On 09-07-21, 11:37, Thara Gopinath wrote:
On 7/9/21 2:46 AM, Viresh Kumar wrote:
@@ -389,6 +503,10 @@ static int qcom_cpufreq_hw_cpu_exit(struct cpufreq_policy *policy)
dev_pm_opp_remove_all_dynamic(cpu_dev);
dev_pm_opp_of_cpumask_remove_table(policy->related_cpus);
+ if (data->lmh_dcvs_irq > 0) {
+ devm_free_irq(cpu_dev, data->lmh_dcvs_irq, data);
Why using devm variants here and while requesting the irq ?
Missed this one ?
+ cancel_delayed_work_sync(&data->lmh_dcvs_poll_work);
+ }
Please move this to qcom_cpufreq_hw_lmh_exit() or something.
Ok.
Now with sequence of disabling interrupt, etc, I see a potential
problem.
CPU0 CPU1
qcom_cpufreq_hw_cpu_exit()
-> devm_free_irq();
qcom_lmh_dcvs_poll()
-> qcom_lmh_dcvs_notify()
-> enable_irq()
-> cancel_delayed_work_sync();
What will happen if enable_irq() gets called after freeing the irq ?
Not sure, but it looks like you will hit this then from manage.c:
WARN(!desc->irq_data.chip, KERN_ERR "enable_irq before
setup/request_irq: irq %u\n", irq))
?
You got a chicken n egg problem :)
Yes indeed!

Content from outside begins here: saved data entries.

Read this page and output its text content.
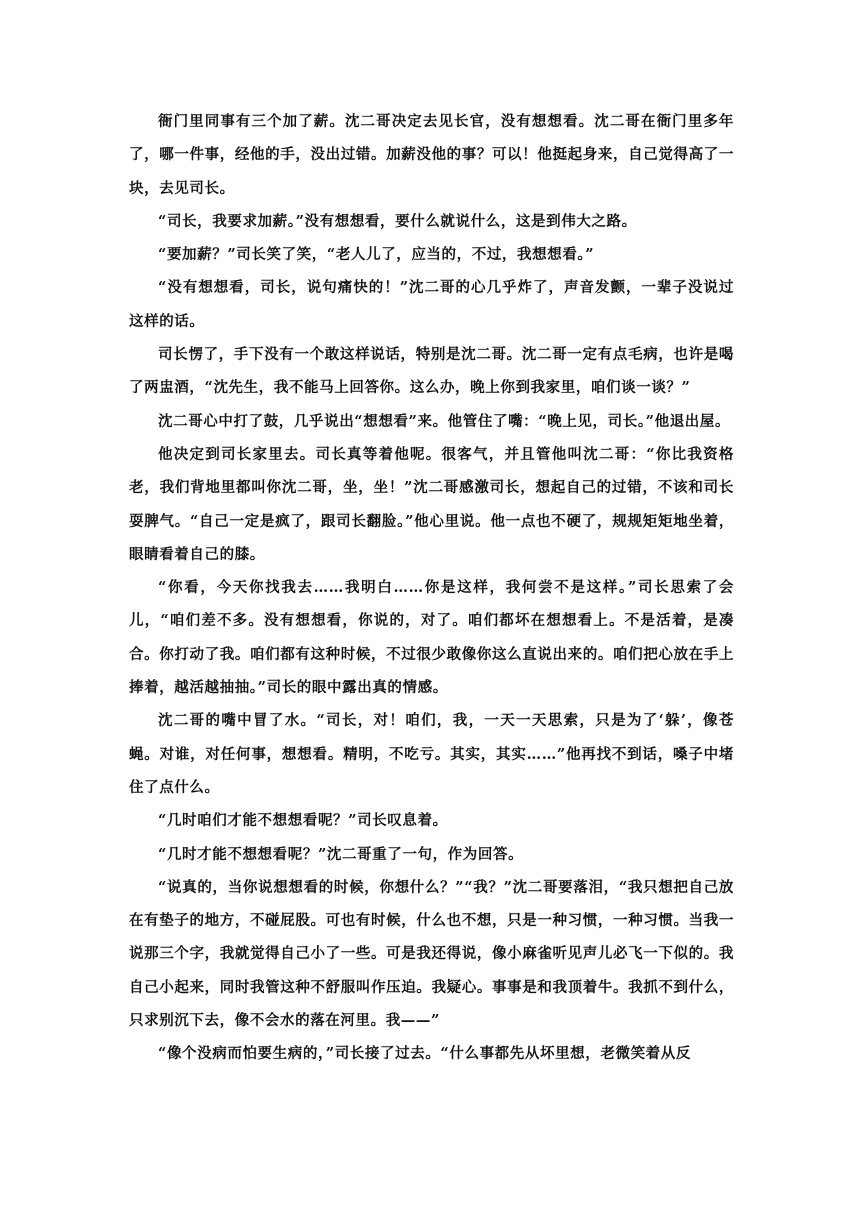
衙门里同事有三个加了薪。沈二哥决定去见长官，没有想想看。沈二哥在衙门里多年了，哪一件事，经他的手，没出过错。加薪没他的事？可以！他挺起身来，自己觉得高了一块，去见司长。

“司长，我要求加薪。”没有想想看，要什么就说什么，这是到伟大之路。

“要加薪？”司长笑了笑，“老人儿了，应当的，不过，我想想看。”

“没有想想看，司长，说句痛快的！”沈二哥的心几乎炸了，声音发颤，一辈子没说过这样的话。

司长愣了，手下没有一个敢这样说话，特别是沈二哥。沈二哥一定有点毛病，也许是喝了两盅酒，“沈先生，我不能马上回答你。这么办，晚上你到我家里，咱们谈一谈？”

沈二哥心中打了鼓，几乎说出“想想看”来。他管住了嘴：“晚上见，司长。”他退出屋。

他决定到司长家里去。司长真等着他呢。很客气，并且管他叫沈二哥：“你比我资格老，我们背地里都叫你沈二哥，坐，坐！”沈二哥感激司长，想起自己的过错，不该和司长耍脾气。“自己一定是疯了，跟司长翻脸。”他心里说。他一点也不硬了，规规矩矩地坐着，眼睛看着自己的膝。

“你看，今天你找我去……我明白……你是这样，我何尝不是这样。”司长思索了会儿，“咱们差不多。没有想想看，你说的，对了。咱们都坏在想想看上。不是活着，是凑合。你打动了我。咱们都有这种时候，不过很少敢像你这么直说出来的。咱们把心放在手上捧着，越活越抽抽。”司长的眼中露出真的情感。

沈二哥的嘴中冒了水。“司长，对！咱们，我，一天一天思索，只是为了‘躲’，像苍蝇。对谁，对任何事，想想看。精明，不吃亏。其实，其实……”他再找不到话，嗓子中堵住了点什么。

“几时咱们才能不想想看呢？”司长叹息着。

“几时才能不想想看呢？”沈二哥重了一句，作为回答。

“说真的，当你说想想看的时候，你想什么？”“我？”沈二哥要落泪，“我只想把自己放在有垫子的地方，不碰屁股。可也有时候，什么也不想，只是一种习惯，一种习惯。当我一说那三个字，我就觉得自己小了一些。可是我还得说，像小麻雀听见声儿必飞一下似的。我自己小起来，同时我管这种不舒服叫作压迫。我疑心。事事是和我顶着牛。我抓不到什么，只求别沉下去，像不会水的落在河里。我——”

“像个没病而怕要生病的，”司长接了过去。“什么事都先从坏里想，老微笑着从反
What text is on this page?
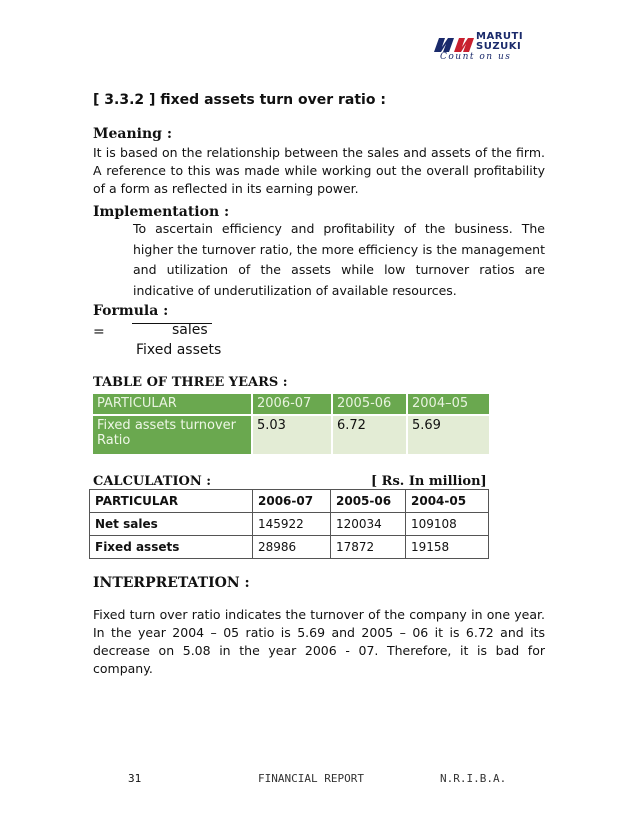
MARUTI
SUZUKI
Count on us
[ 3.3.2 ] fixed assets turn over ratio :
Meaning :
It is based on the relationship between the sales and assets of the firm. A reference to this was made while working out the overall profitability of a form as reflected in its earning power.
Implementation :
To ascertain efficiency and profitability of the business. The higher the turnover ratio, the more efficiency is the management and utilization of the assets while low turnover ratios are indicative of underutilization of available resources.
Formula :
=	sales
Fixed assets
TABLE OF THREE YEARS :
PARTICULAR	2006-07	2005-06	2004–05
Fixed assets turnover Ratio	5.03	6.72	5.69
CALCULATION :	[ Rs. In million]
PARTICULAR	2006-07	2005-06	2004-05
Net sales	145922	120034	109108
Fixed assets	28986	17872	19158
INTERPRETATION :
Fixed turn over ratio indicates the turnover of the company in one year. In the year 2004 – 05 ratio is 5.69 and 2005 – 06 it is 6.72 and its decrease on 5.08 in the year 2006 - 07. Therefore, it is bad for company.
31	FINANCIAL REPORT	N.R.I.B.A.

But also it is a very rare chicken and egg problem.
The scenario here is that the cpus are busy and running load causing a
thermal overrun and lmh is engaged. At the same time for this issue to be
hit the cpu is trying to exit/disable cpufreq.
Yes, it is a very specific case but it needs to be resolved anyway. You don't
want to get this ever :)
Calling
cancel_delayed_work_sync first could solve this issue, right ?

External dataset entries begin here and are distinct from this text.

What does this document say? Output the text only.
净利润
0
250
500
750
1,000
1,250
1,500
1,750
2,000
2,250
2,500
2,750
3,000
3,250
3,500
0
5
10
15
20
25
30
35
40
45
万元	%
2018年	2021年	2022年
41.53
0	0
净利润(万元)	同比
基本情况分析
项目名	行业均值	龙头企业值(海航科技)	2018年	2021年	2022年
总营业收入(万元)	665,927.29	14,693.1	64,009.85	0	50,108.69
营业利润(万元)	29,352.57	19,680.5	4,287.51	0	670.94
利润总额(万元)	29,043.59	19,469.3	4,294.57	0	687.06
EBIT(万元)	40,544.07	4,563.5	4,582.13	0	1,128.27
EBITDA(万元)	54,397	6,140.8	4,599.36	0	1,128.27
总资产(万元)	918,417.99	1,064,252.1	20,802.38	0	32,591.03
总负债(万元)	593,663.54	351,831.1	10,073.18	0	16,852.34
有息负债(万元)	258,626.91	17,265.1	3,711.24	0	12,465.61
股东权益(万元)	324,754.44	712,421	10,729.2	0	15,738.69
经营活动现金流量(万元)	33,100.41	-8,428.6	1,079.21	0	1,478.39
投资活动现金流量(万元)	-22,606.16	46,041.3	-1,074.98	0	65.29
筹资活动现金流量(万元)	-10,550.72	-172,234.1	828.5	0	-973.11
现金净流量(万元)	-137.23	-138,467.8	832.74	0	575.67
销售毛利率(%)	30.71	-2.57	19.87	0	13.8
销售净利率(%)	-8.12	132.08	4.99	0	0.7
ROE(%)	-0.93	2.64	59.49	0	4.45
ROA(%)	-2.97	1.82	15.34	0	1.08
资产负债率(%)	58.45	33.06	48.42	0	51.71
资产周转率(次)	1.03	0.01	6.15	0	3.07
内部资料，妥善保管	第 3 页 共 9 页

cancel_delayed_work_sync guarantees the work not to be pending even if
it requeues itself on return. So once the delayed work is cancelled, the
interrupts can be safely disabled. Thoughts ?
I don't think even that would provide such guarantees to you here, as there is
a chance the work gets queued again because of an interrupt that triggers right
after you cancel the work.
The basic way of solving such issues is that once you cancel something, you need
to guarantee that it doesn't get triggered again, no matter what.
The problem here I see is with your design itself, both delayed work and irq can
enable each other, so no matter which one you disable first, won't be
sufficient. You need to fix that design somehow.